Sabato la Segunda División spagnola propone una partita che, per essere capita, ha bisogno prima di una cartina geografica e soltanto dopo della classifica. Lo stadio non è in Spagna: si gioca a Encamp, nel Principato di Andorra. La squadra ospite è spagnola, ma arriva dall’Africa: l’AD Ceuta rappresenta la città autonoma affacciata sul Mediterraneo e confinante con il Marocco. Un club di un altro Stato contro una squadra spagnola di un altro continente, dentro la Segunda División spagnola.

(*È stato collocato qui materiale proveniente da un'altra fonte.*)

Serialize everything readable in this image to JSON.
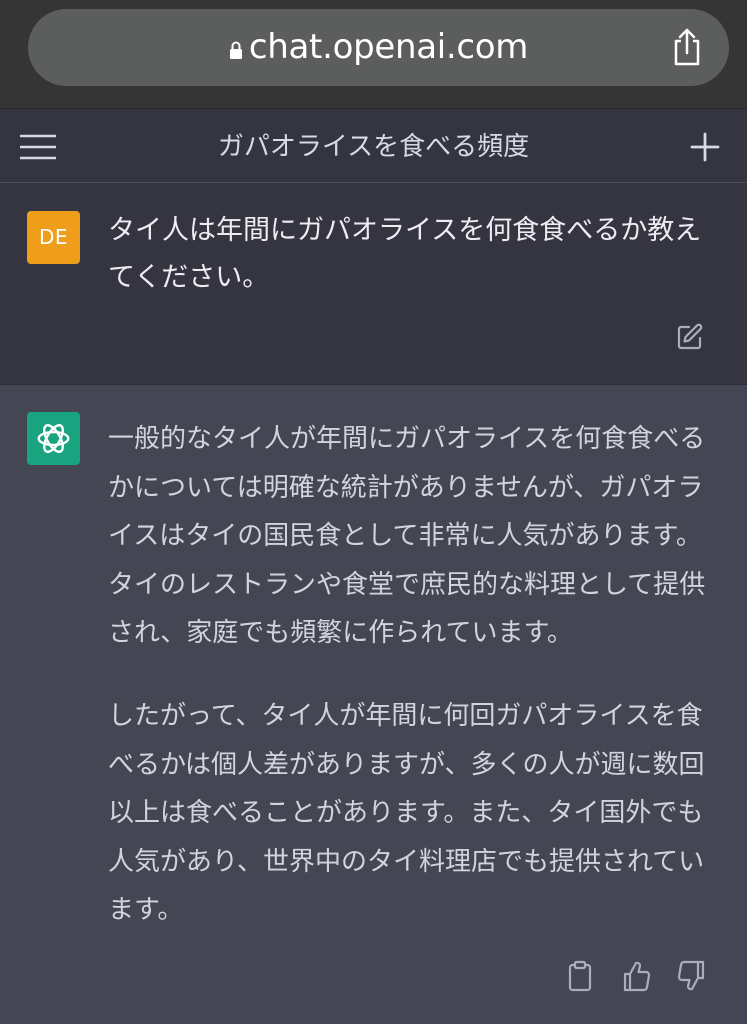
{
  "browser": {
    "url": "chat.openai.com"
  },
  "header": {
    "title": "ガパオライスを食べる頻度"
  },
  "user_message": {
    "avatar_initials": "DE",
    "text": "タイ人は年間にガパオライスを何食食べるか教えてください。"
  },
  "assistant_message": {
    "paragraphs": [
      "一般的なタイ人が年間にガパオライスを何食食べるかについては明確な統計がありませんが、ガパオライスはタイの国民食として非常に人気があります。タイのレストランや食堂で庶民的な料理として提供され、家庭でも頻繁に作られています。",
      "したがって、タイ人が年間に何回ガパオライスを食べるかは個人差がありますが、多くの人が週に数回以上は食べることがあります。また、タイ国外でも人気があり、世界中のタイ料理店でも提供されています。"
    ]
  },
  "colors": {
    "user_avatar": "#ee9e1a",
    "bot_avatar": "#19a37f",
    "user_bg": "#343541",
    "assistant_bg": "#444654"
  }
}
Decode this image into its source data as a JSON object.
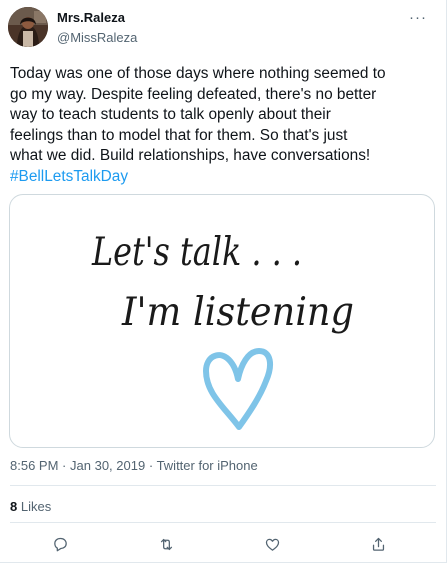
{
  "tweet": {
    "user": {
      "display_name": "Mrs.Raleza",
      "handle": "@MissRaleza",
      "avatar_icon": "profile-photo"
    },
    "more_icon": "ellipsis-icon",
    "more_label": "···",
    "text_lines": [
      "Today was one of those days where nothing seemed to",
      "go my way. Despite feeling defeated, there's no better",
      "way to teach students to talk openly about their",
      "feelings than to model that for them. So that's just",
      "what we did. Build relationships, have conversations!"
    ],
    "hashtag": "#BellLetsTalkDay",
    "media": {
      "handwriting_line1": "Let's talk . . .",
      "handwriting_line2": "I'm listening",
      "heart_color": "#7fc4e8"
    },
    "time": "8:56 PM",
    "date": "Jan 30, 2019",
    "separator": "·",
    "source": "Twitter for iPhone",
    "likes_count": "8",
    "likes_label": "Likes",
    "actions": [
      {
        "name": "reply",
        "icon": "reply-icon"
      },
      {
        "name": "retweet",
        "icon": "retweet-icon"
      },
      {
        "name": "like",
        "icon": "heart-icon"
      },
      {
        "name": "share",
        "icon": "share-icon"
      }
    ]
  },
  "colors": {
    "text": "#0f1419",
    "secondary": "#536471",
    "link": "#1d9bf0",
    "border": "#cfd9de"
  }
}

Per l’FC Andorra, giocare in Spagna è un’anomalia diventata tradizione. Il club nacque nel 1942, quando nel Principato non esisteva ancora una federazione calcistica nazionale: sarebbe arrivata soltanto nel 1994. I fondatori chiesero allora l’autorizzazione a FIFA e federazione spagnola, iscrivendosi alla federazione catalana. Ottant’anni dopo è ancora così: maglia blu, gialla e rossa come la bandiera andorrana, sede in uno Stato sovrano, campionato oltreconfine. È l’unica società del Principato a disputare stabilmente competizioni straniere.

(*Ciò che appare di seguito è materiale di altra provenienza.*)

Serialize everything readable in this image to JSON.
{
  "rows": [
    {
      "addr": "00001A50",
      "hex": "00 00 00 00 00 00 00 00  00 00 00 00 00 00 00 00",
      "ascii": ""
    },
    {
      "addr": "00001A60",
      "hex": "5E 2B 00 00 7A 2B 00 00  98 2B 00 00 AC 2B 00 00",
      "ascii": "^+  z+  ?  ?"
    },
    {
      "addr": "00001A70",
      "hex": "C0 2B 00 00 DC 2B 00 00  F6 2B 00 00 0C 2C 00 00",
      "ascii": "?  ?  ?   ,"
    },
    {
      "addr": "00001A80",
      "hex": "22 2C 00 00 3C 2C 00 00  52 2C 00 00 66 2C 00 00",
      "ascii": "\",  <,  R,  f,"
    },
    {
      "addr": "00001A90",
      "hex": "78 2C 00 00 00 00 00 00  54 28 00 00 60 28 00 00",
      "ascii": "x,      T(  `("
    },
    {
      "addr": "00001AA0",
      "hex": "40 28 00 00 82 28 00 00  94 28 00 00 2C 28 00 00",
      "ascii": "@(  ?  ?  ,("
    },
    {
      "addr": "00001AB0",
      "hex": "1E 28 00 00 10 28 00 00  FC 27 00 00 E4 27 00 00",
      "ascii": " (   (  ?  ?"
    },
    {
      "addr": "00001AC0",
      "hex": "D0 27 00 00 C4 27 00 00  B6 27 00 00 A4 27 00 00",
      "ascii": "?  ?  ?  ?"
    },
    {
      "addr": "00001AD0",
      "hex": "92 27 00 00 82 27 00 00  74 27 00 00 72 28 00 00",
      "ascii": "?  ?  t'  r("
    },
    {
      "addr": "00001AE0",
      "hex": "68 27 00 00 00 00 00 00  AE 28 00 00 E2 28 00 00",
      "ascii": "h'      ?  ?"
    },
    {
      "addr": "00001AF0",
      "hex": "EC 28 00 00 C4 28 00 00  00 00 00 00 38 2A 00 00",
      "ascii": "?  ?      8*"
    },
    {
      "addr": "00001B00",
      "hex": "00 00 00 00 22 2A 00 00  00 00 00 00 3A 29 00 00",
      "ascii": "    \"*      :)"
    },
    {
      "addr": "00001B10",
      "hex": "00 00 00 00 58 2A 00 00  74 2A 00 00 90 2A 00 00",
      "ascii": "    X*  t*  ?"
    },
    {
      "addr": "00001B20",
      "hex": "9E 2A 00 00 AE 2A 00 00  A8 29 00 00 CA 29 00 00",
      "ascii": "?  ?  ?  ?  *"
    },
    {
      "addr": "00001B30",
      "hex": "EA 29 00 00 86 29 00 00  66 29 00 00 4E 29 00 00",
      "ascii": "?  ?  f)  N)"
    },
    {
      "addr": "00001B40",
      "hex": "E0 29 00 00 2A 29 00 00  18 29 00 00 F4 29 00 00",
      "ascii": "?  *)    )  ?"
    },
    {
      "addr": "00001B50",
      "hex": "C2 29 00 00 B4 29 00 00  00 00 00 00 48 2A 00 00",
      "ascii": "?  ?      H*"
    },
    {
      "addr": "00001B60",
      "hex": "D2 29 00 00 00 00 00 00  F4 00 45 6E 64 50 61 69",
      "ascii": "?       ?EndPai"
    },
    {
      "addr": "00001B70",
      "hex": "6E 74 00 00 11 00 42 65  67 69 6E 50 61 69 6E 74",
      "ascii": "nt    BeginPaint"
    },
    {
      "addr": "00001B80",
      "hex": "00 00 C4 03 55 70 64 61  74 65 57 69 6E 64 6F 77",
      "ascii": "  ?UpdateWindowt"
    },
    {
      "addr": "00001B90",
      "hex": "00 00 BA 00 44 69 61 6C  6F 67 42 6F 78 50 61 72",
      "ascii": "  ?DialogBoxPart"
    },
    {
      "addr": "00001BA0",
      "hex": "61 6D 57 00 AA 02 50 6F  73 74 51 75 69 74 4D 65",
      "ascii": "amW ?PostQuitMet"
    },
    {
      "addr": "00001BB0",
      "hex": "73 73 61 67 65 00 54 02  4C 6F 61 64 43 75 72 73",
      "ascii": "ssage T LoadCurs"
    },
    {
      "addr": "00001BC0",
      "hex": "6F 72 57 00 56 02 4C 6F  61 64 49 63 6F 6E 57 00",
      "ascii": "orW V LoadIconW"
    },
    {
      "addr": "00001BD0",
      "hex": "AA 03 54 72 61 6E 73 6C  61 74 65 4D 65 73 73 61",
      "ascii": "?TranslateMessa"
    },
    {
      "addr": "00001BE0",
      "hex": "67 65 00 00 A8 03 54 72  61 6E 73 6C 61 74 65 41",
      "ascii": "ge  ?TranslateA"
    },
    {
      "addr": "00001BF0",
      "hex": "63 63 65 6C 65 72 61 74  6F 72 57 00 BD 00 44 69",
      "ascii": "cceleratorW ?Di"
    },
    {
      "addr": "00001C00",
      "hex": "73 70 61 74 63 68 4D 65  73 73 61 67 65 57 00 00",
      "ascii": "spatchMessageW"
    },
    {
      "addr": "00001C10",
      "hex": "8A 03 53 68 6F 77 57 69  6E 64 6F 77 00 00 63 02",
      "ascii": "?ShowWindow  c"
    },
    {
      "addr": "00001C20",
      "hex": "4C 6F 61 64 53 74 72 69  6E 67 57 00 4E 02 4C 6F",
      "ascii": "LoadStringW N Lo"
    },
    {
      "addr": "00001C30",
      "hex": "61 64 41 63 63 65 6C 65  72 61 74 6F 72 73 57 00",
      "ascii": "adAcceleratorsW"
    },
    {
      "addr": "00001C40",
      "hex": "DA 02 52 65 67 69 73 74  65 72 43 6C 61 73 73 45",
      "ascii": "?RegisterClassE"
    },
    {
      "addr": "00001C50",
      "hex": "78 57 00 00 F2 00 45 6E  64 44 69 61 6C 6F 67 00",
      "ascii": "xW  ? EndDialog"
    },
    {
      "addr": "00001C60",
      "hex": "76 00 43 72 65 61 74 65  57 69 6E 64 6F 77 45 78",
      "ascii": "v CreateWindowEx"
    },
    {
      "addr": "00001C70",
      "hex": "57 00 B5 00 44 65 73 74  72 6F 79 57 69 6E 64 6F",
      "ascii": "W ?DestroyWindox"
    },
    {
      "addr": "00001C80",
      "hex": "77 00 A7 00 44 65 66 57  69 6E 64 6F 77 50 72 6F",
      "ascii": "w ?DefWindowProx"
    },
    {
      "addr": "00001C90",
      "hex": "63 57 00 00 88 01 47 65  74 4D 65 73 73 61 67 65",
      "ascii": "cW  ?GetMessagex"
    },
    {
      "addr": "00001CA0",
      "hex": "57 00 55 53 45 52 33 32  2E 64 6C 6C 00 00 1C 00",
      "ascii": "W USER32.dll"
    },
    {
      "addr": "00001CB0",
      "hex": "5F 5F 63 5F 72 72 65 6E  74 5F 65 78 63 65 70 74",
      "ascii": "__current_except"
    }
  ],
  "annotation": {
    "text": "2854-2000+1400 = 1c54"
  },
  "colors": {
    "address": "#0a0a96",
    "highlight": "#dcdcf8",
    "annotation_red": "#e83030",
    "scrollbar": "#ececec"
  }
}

Dal 2018 quell’anomalia ha acquistato anche un volto famoso. L’ingresso del gruppo Kosmos di Gerard Piqué ha trasformato una società che dieci anni prima aveva rischiato di sparire in un progetto capace di raggiungere il professionismo. La scalata è stata rapidissima e ha portato con sé un’identità tecnica riconoscibile. Dall’altra parte c’è Ceuta, dove per arrivare in Spagna non bisogna andare verso nord: ci si è già dentro. La città è territorio spagnolo sulla costa nordafricana, separata dalla penisola dallo Stretto e appoggiata fisicamente al Marocco. Anche il suo calcio ha trascorso decenni alla periferia. Quando nel 2025 l’AD Ceuta conquistò la Segunda, il calcio professionistico tornò in città dopo 45 anni.